En réalité, la seule vraie grande percée d’Obama en matière de politique étrangère, et elle n’est pas négligeable, aura été de sortir les Etats-Unis de l’idéologie du 11 Septembre dans laquelle la précédente administration les avait délibérément maintenus sans baisser la garde militaire des Etats-Unis, ce qui n’était pas gagné d’avance.
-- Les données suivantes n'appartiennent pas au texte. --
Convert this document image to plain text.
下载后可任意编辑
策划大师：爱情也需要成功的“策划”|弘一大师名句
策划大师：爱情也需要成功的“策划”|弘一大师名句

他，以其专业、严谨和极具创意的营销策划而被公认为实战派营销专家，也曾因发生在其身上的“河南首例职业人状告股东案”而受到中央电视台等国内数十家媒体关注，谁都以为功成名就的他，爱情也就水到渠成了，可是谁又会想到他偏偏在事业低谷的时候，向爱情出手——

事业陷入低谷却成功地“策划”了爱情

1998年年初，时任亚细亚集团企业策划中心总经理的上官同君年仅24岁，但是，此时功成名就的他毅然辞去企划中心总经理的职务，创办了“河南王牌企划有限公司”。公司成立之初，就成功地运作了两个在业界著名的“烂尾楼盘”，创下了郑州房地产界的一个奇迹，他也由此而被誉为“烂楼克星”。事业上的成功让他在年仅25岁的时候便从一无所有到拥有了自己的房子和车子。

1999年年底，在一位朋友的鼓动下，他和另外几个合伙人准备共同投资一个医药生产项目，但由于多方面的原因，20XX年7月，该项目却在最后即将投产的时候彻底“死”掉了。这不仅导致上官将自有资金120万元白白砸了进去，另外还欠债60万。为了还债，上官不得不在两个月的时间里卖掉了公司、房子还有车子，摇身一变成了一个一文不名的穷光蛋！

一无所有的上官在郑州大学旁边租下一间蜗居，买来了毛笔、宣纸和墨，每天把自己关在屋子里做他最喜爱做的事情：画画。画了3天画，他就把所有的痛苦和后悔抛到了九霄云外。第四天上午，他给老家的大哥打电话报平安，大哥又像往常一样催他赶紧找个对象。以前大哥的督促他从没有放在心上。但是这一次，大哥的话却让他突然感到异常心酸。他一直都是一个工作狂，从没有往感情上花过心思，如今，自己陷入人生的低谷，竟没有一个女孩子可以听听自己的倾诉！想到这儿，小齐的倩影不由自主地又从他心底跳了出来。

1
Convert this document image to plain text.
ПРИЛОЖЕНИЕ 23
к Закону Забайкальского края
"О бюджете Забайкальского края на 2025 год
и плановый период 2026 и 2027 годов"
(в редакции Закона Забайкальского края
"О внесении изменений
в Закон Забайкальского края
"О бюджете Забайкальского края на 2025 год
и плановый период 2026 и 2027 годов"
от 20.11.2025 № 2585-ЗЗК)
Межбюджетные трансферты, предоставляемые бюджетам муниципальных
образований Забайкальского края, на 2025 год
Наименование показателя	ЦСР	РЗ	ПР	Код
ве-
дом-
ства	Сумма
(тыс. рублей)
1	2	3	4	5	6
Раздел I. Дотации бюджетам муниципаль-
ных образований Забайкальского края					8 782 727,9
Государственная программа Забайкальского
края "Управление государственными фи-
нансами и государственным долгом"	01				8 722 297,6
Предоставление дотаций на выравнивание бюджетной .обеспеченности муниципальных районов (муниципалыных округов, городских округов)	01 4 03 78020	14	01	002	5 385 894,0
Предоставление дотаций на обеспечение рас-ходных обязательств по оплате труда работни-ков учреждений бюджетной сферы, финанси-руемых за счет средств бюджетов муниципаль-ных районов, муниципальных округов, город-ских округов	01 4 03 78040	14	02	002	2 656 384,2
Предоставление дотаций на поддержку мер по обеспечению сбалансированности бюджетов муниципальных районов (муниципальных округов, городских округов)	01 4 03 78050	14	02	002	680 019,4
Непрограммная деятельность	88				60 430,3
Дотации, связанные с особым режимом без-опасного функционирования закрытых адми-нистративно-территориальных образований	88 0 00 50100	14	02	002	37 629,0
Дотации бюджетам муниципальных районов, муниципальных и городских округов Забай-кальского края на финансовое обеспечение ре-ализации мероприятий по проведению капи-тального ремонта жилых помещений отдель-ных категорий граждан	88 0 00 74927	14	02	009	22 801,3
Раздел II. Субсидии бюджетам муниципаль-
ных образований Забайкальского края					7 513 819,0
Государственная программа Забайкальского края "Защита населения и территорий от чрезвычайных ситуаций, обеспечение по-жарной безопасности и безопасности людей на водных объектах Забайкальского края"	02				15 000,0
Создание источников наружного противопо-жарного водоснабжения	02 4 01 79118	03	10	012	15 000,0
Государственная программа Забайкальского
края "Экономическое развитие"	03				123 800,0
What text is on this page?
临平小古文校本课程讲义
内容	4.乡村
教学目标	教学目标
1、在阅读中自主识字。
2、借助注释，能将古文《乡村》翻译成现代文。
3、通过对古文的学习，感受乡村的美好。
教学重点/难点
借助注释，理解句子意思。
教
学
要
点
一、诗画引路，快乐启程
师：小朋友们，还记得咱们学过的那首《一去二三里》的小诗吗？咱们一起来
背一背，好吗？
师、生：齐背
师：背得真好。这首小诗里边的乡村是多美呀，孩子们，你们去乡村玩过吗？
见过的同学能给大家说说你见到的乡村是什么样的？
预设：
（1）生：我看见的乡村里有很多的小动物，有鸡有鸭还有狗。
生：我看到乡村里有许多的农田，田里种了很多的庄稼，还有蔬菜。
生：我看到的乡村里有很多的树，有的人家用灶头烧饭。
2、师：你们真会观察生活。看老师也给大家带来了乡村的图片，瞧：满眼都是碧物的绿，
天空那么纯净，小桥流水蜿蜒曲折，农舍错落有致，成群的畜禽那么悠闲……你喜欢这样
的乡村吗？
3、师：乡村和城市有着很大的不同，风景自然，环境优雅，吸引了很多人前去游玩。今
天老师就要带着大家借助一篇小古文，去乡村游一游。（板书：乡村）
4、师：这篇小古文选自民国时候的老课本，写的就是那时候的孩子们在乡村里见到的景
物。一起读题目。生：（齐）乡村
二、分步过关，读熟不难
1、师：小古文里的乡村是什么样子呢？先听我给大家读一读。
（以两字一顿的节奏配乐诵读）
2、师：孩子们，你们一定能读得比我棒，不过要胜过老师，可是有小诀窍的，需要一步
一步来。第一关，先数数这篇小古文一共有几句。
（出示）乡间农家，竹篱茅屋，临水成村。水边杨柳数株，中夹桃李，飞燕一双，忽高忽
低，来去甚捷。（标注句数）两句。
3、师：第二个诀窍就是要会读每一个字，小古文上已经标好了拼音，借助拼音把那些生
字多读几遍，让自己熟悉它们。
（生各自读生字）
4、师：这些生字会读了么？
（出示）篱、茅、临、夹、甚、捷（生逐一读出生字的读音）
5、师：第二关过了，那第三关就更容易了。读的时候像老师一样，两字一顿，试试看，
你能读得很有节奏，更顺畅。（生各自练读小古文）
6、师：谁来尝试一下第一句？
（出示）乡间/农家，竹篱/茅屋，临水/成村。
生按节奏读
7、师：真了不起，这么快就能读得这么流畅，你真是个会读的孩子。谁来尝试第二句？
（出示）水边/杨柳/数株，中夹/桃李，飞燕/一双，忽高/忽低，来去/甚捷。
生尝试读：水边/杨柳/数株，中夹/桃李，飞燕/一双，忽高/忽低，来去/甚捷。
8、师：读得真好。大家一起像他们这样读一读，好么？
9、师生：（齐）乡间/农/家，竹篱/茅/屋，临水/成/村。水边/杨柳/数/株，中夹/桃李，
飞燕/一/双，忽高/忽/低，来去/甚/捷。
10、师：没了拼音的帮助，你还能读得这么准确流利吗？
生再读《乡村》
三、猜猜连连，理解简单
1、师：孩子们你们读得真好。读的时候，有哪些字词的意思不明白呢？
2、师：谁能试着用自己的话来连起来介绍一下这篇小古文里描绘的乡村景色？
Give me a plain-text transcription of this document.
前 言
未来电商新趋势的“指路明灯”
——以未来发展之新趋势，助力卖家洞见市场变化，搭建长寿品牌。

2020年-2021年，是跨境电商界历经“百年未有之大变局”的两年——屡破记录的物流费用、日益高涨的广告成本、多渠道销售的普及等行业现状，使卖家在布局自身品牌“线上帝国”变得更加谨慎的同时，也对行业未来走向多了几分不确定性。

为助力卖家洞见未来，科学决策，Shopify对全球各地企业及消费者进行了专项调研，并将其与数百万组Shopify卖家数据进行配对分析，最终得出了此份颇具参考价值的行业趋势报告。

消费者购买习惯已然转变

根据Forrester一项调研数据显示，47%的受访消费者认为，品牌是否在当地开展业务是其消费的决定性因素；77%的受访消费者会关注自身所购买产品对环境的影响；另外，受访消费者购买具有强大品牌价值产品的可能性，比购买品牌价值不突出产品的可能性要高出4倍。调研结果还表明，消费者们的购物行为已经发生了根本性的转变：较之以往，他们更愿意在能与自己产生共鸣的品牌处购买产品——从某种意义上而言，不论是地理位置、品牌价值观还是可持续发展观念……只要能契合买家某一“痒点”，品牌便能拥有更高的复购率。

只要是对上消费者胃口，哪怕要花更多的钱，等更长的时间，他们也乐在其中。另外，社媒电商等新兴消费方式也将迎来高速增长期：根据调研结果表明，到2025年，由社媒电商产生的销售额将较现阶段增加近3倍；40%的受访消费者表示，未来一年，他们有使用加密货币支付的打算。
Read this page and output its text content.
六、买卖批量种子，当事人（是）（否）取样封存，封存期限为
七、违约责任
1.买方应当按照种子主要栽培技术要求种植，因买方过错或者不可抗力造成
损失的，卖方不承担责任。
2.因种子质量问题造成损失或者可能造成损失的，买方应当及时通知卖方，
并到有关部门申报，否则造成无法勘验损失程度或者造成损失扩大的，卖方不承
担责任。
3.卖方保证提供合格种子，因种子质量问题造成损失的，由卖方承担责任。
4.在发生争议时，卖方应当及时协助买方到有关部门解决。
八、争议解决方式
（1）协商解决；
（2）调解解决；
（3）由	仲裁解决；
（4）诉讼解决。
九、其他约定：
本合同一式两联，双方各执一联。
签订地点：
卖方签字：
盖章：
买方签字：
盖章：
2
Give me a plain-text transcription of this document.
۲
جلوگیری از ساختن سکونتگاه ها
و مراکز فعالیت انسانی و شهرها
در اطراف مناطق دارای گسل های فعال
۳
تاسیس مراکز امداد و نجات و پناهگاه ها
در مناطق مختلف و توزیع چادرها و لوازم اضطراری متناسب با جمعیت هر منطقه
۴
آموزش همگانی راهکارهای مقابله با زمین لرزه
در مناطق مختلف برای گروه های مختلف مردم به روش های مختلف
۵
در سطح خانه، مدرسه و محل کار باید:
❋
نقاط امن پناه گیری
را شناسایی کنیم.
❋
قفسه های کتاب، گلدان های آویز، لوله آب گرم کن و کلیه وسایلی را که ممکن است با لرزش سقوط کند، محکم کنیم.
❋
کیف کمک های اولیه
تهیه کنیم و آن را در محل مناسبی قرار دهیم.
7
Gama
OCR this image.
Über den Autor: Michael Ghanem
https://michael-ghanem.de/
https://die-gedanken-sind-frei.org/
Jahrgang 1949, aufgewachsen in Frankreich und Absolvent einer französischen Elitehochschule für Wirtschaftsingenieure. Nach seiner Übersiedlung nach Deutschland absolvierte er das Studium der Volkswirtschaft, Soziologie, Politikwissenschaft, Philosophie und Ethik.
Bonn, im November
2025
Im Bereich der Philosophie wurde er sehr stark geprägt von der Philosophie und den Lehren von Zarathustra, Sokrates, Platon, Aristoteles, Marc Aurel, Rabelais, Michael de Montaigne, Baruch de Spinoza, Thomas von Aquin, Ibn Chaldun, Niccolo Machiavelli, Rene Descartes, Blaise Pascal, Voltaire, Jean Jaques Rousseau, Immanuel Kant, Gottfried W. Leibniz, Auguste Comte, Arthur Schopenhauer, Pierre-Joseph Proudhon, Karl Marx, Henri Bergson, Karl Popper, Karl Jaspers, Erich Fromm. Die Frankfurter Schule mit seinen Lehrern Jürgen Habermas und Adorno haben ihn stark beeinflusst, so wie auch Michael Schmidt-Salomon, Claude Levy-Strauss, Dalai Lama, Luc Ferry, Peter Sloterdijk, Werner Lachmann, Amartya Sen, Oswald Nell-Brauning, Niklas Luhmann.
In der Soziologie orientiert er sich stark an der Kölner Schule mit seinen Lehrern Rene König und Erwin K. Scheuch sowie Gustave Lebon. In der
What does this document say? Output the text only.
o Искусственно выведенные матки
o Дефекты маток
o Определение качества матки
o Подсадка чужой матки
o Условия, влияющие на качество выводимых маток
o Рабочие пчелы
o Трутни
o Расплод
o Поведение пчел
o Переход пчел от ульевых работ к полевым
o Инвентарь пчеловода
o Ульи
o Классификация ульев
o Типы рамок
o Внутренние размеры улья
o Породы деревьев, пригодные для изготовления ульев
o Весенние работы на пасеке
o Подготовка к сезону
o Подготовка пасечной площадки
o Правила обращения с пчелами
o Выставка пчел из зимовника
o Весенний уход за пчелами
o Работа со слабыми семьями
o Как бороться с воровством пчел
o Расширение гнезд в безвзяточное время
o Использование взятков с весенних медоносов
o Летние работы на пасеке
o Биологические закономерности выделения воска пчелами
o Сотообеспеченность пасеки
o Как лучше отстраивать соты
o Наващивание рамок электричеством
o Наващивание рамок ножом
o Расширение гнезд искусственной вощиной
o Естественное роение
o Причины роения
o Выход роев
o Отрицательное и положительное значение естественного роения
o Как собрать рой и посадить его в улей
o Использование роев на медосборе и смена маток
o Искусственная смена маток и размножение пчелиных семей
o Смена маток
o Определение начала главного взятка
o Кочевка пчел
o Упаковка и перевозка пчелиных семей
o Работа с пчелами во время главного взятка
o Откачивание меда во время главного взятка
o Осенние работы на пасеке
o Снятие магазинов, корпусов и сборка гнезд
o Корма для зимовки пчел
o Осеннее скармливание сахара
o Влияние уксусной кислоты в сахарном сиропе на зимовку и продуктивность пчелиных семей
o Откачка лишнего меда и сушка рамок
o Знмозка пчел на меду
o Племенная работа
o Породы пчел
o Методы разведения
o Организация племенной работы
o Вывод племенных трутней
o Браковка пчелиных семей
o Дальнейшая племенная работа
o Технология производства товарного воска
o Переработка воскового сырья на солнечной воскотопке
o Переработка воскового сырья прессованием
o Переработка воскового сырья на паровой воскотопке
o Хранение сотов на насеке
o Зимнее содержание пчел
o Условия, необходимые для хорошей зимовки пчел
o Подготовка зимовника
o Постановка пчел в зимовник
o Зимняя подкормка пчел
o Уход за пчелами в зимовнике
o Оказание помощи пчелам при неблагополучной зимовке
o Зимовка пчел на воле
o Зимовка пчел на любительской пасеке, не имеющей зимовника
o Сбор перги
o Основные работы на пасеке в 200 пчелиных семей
Ses échecs indiscutables au Proche-Orient, il les a compensés par une préparation des Etats-Unis à une stratégie de « containment » de Pékin, particulièrement manifeste depuis 2010. Face à une Chine désireuse de dénier aux Etats-Unis le maintien d’un pouvoir d’arbitrage régional entre elle et ses voisins (« area denial strategy »), les Etats-Unis réagissent, soit en renforçant leurs relations avec l’Asean, le Japon et la Corée, soit en freinant une intégration économique asiatique autour de Pékin. D’où la version américaine du TPP (Trans-Pacific Partnership) proposée par Obama aux pays asiatiques à la fin de 2011. Dans les faits, il s’agit d’exclure la Chine en plaçant la barre très haut sur le plan réglementaire, ce que dans le jargon commercial mondial on appelle les « beyond borders issues », c’est-à-dire l’ensemble des obstacles réglementaires qui gênent la pénétration des importations. Les Américains veulent plus de réciprocité avec la Chine, ce qui est aussi la position des Européens. Ils ont d’ailleurs enterré les négociations multilatérales à l’OMC. Ils estiment que seul un bilatéralisme agressif pourra leur permettre d’ouvrir les marchés des émergents. Les Européens pensent la même chose. Mais, comme d’habitude, ils n’assument pas ce choix.